The Dash are a veritable mess and the recent announcement to move the club’s final home match five hours away to Edinburg has sent a good bulk of the fan base into open revolution. There will be a new coach for 2018 and presumably an entirely new direction. Whoever it is will likely build around Kealia Ohai and Jane Campbell. Beyond that it’s anyone’s best guess and there won’t be much else left from the Randy Waldrum era to hang their hats on.

FC Kansas City have now missed out two seasons in a row, an understandable dropoff considering the players that left after the second championship in 2015. This season has seen the rise of several formerly unknown players and if not for an inexplicable run of conceding goals at a breakneck pace, the Blues might still have playoff life. If what is left of the core returns including Amy Rodriguez there may be one more run let before a complete rebuild is required. Investment in the international market would not be a bad thing either, but recent attendance figures don’t offer much encouragement on that front.

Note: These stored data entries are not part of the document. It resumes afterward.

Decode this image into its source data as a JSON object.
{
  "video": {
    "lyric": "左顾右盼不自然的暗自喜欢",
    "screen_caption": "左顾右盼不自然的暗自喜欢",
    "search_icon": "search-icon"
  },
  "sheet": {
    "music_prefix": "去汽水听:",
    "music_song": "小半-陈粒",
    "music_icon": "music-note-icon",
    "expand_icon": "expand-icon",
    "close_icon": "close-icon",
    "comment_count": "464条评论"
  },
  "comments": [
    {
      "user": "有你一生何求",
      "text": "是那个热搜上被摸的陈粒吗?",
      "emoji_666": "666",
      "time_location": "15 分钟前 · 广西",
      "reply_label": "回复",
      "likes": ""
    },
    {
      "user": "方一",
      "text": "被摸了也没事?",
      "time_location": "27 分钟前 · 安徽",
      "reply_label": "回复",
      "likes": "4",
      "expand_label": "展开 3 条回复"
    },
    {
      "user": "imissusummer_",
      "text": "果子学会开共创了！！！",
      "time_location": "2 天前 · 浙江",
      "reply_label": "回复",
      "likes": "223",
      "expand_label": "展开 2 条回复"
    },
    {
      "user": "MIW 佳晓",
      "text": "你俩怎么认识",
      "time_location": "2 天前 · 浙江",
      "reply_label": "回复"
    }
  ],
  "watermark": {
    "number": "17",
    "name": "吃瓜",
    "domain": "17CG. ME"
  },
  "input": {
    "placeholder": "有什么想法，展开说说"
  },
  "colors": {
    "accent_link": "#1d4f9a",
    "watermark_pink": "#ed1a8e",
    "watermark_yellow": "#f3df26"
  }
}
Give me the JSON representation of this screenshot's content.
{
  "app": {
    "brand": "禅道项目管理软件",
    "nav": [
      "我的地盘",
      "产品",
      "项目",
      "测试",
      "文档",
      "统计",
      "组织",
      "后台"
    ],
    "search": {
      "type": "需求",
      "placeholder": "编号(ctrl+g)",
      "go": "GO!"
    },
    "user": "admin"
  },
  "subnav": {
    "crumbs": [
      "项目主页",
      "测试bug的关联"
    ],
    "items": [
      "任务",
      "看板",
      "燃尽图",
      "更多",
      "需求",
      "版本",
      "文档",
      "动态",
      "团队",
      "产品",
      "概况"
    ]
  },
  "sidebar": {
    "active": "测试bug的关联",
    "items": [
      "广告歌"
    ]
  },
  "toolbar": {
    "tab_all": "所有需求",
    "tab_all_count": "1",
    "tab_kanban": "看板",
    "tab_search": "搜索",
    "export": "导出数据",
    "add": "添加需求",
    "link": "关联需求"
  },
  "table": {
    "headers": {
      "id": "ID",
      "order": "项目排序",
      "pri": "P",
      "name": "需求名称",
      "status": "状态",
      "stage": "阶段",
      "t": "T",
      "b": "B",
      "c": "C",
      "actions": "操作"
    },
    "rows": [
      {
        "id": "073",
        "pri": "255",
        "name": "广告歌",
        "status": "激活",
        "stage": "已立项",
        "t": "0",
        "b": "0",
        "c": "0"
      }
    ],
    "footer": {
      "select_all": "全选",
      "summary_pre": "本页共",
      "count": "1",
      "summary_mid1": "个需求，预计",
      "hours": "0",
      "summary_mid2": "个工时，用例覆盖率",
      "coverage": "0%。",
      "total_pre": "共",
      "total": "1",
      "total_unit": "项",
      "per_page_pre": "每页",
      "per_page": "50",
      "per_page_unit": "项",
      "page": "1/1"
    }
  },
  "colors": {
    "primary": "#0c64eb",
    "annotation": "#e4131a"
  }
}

Sky Blue FC were humming along in the second year of the Holly rebuild when all of a sudden the bottom fell out. First came a string of utterly awful defensive performances. Then Holly stepped down and Christie Pearce left signaling upheaval for a side that has not reached the playoffs since 2013. Sam Kerr is a keeper up top and Kailen Sheridan has a bright future in goal. In between are a lot of players with promise but also a lot of questions. A new coach will be tasked with figuring it out. On a bright note, attendance figures are up considerably.